Em tempo: não há nada mais idiota do que “materialismo histórico”. Antes de nascer, Hitler tinha 50 por cento de chance de ser mulher. A História se monta muito mais por reunião de forças e acontecimentos aleatórios do que por condições materiais inexoráveis.

Daí inferem-se duas corolários importantes para o investidor, que na verdade poderiam ser sintetizados num único, pois em essência são a mesma coisa: i) você precisa ficar alocado para capturar os grandes saltos; e ii) não há como fazer “market timing”, apertar o gatilho um dia antes de uma grande disparada ou ejetar seu assento numa determinada posição na véspera de uma grande queda.
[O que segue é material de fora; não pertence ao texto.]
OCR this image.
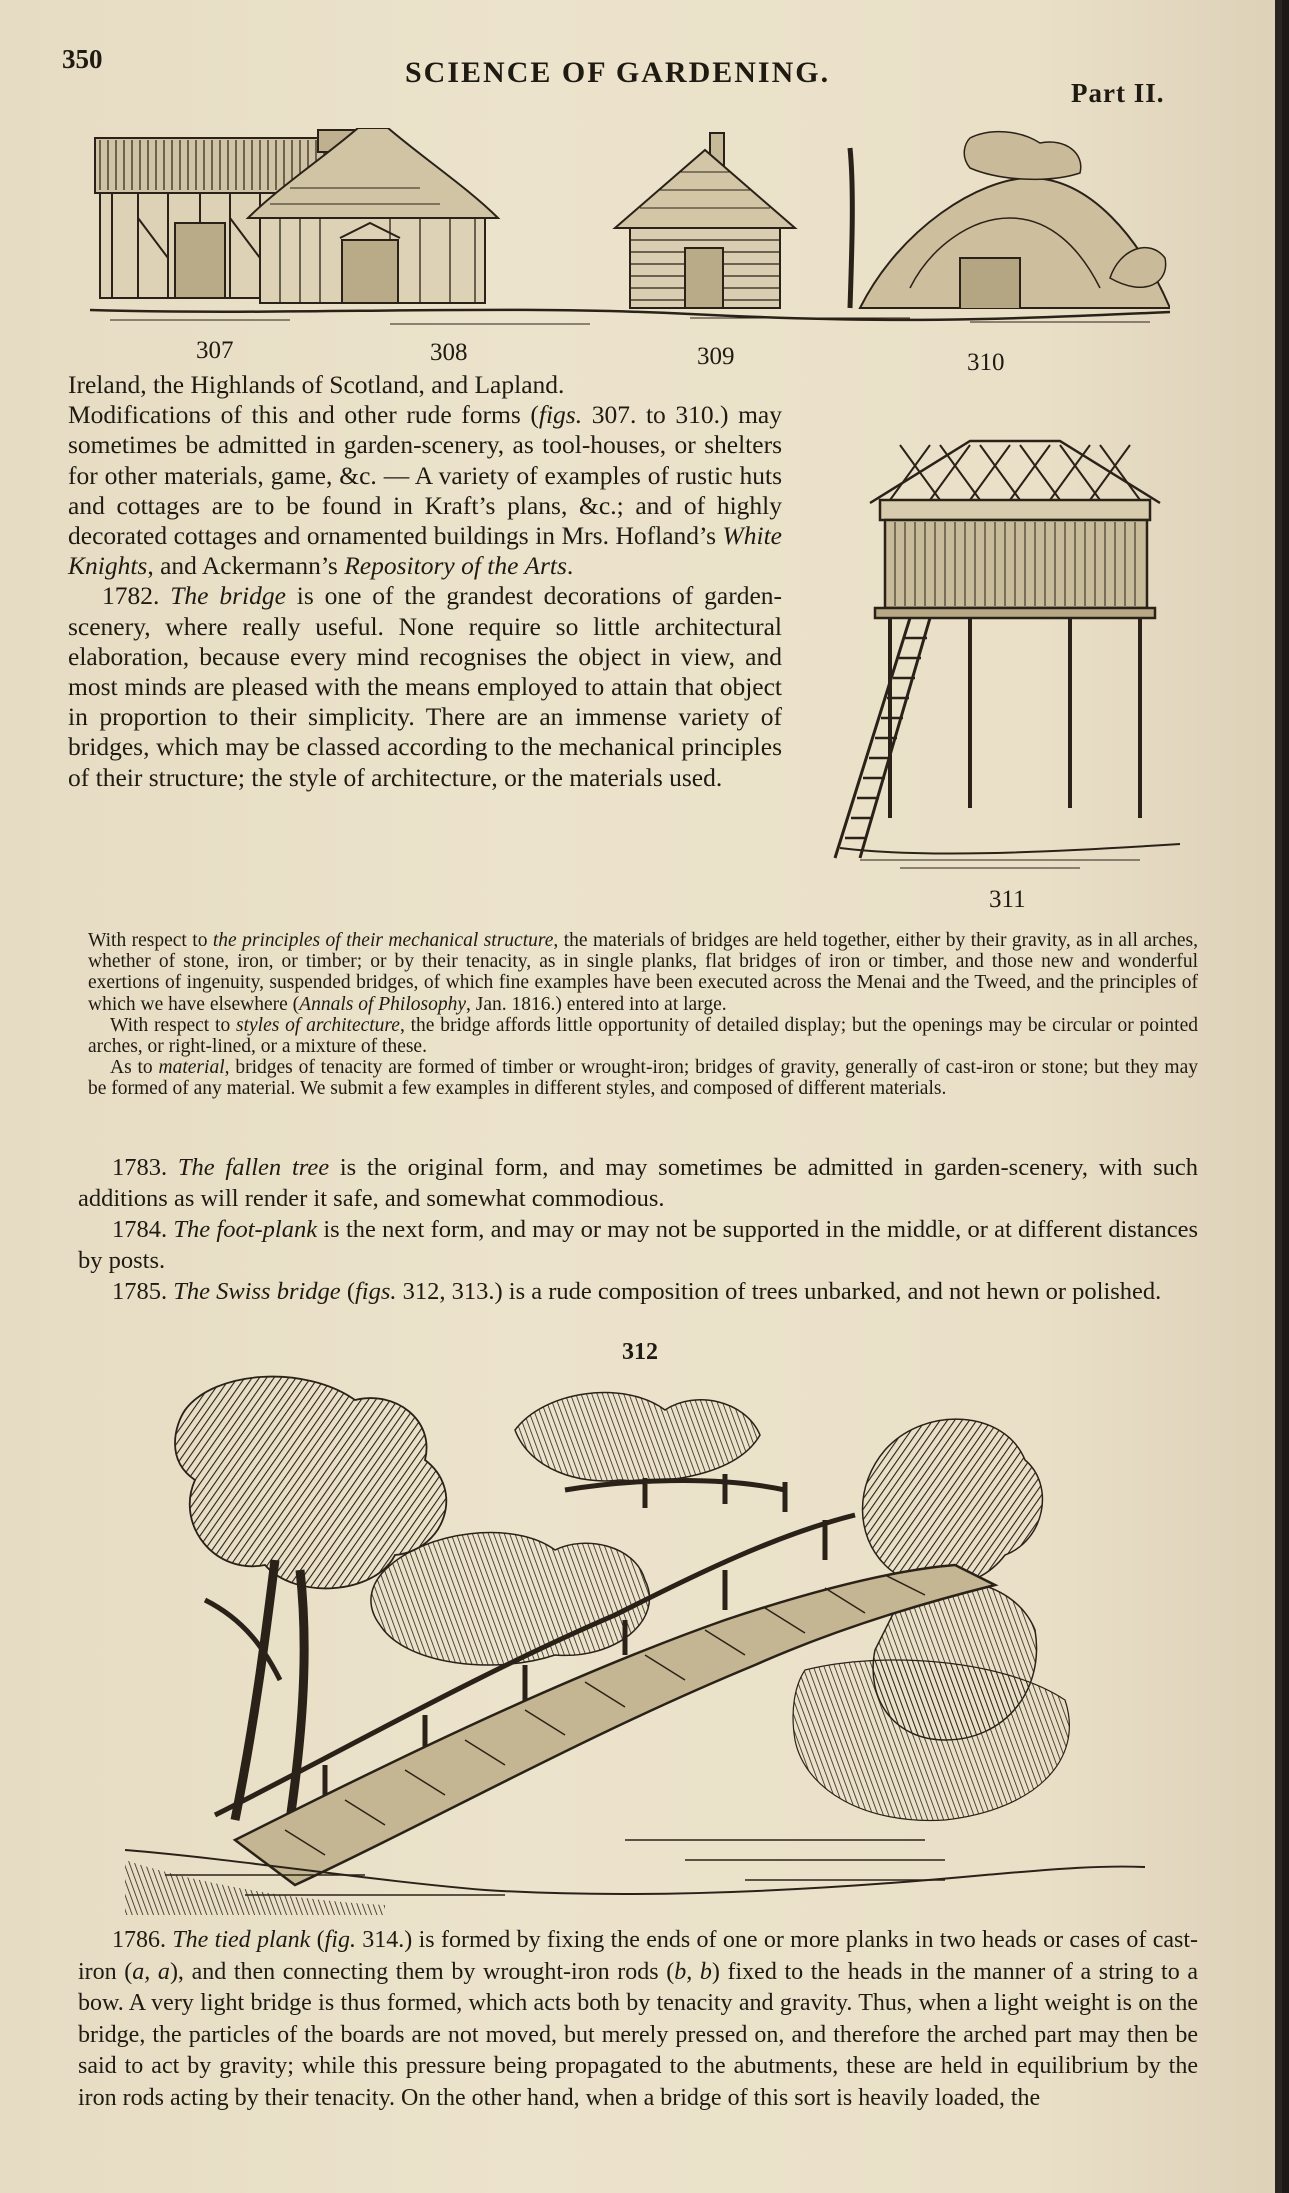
350	SCIENCE OF GARDENING.
Part II.
307	308	309	310

Ireland, the Highlands of Scotland, and Lapland.

Modifications of this and other rude forms (figs. 307. to 310.) may sometimes be admitted in garden-scenery, as tool-houses, or shelters for other materials, game, &c. — A variety of examples of rustic huts and cottages are to be found in Kraft’s plans, &c.; and of highly decorated cottages and ornamented buildings in Mrs. Hofland’s White Knights, and Ackermann’s Repository of the Arts.

1782. The bridge is one of the grandest decorations of garden-scenery, where really useful. None require so little architectural elaboration, because every mind recognises the object in view, and most minds are pleased with the means employed to attain that object in proportion to their simplicity. There are an immense variety of bridges, which may be classed according to the mechanical principles of their structure; the style of architecture, or the materials used.

311

With respect to the principles of their mechanical structure, the materials of bridges are held together, either by their gravity, as in all arches, whether of stone, iron, or timber; or by their tenacity, as in single planks, flat bridges of iron or timber, and those new and wonderful exertions of ingenuity, suspended bridges, of which fine examples have been executed across the Menai and the Tweed, and the principles of which we have elsewhere (Annals of Philosophy, Jan. 1816.) entered into at large.

With respect to styles of architecture, the bridge affords little opportunity of detailed display; but the openings may be circular or pointed arches, or right-lined, or a mixture of these.

As to material, bridges of tenacity are formed of timber or wrought-iron; bridges of gravity, generally of cast-iron or stone; but they may be formed of any material. We submit a few examples in different styles, and composed of different materials.

1783. The fallen tree is the original form, and may sometimes be admitted in garden-scenery, with such additions as will render it safe, and somewhat commodious.

1784. The foot-plank is the next form, and may or may not be supported in the middle, or at different distances by posts.

1785. The Swiss bridge (figs. 312, 313.) is a rude composition of trees unbarked, and not hewn or polished.

312

1786. The tied plank (fig. 314.) is formed by fixing the ends of one or more planks in two heads or cases of cast-iron (a, a), and then connecting them by wrought-iron rods (b, b) fixed to the heads in the manner of a string to a bow. A very light bridge is thus formed, which acts both by tenacity and gravity. Thus, when a light weight is on the bridge, the particles of the boards are not moved, but merely pressed on, and therefore the arched part may then be said to act by gravity; while this pressure being propagated to the abutments, these are held in equilibrium by the iron rods acting by their tenacity. On the other hand, when a bridge of this sort is heavily loaded, the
Você vai ficar lá à espera da visita do estrangeiro à B3 por meses e meses. Nossa obsessão por um futuro previsível, linear e controlado (a razão é uma grande emoção, é o desejo de controle) vai imaginar que o capital gringo chegará de mansinho, aos poucos, testando o terreno, supostamente permitindo uma entrada simultânea dos locais, para que ambos participem do bailinho dançando música lenta bem grudados.

O mercado é um grande teatro com uma porta pequena. Não existe entrada lenta, gradual, organizada. Quando um movimento acontece, é de uma vez, bagunçado, súbito, desordenado, catapulta instantânea.

“E, outra coisa, o Diabo, é às brutas; mas Deus é traiçoeiro! Ah, uma beleza de traiçoeiro – dá gosto! A força dele, quando quer – moço! – me dá o medo pavor! Deus vem vindo: ninguém não vê. Ele faz é na lei do mansinho – assim é o milagre. E Deus ataca bonito, se divertindo, se economiza.” Esse é o lembrete de mestre Riobaldo. A usura sempre foi coisa pecaminosa, diabólica, do “coisa-ruim”, feita, portanto, às brutas.

Por que estou dizendo isso agora? Porque temos pela frente duas potenciais catálises súbitas para a eventual absorção imediata do capital estrangeiro.

A primeira delas viria de um possível acordo comercial entre EUA e China. Donald Trump tem baixado o tom das críticas nos últimos dias. Segundo a Bloomberg, os dois países estão trabalhando em vários memorandos para um acordo comercial. Se confirmado, o pacto poderia arrefecer um pouco os temores de que a guerra comercial afetaria em cheio o ritmo de crescimento global, num momento em que justamente sobe o medo de recessão, em particular nos EUA. Isso poderia devolver fluxo de recursos para mercados emergentes, depois de importante destruição de valor em 2018.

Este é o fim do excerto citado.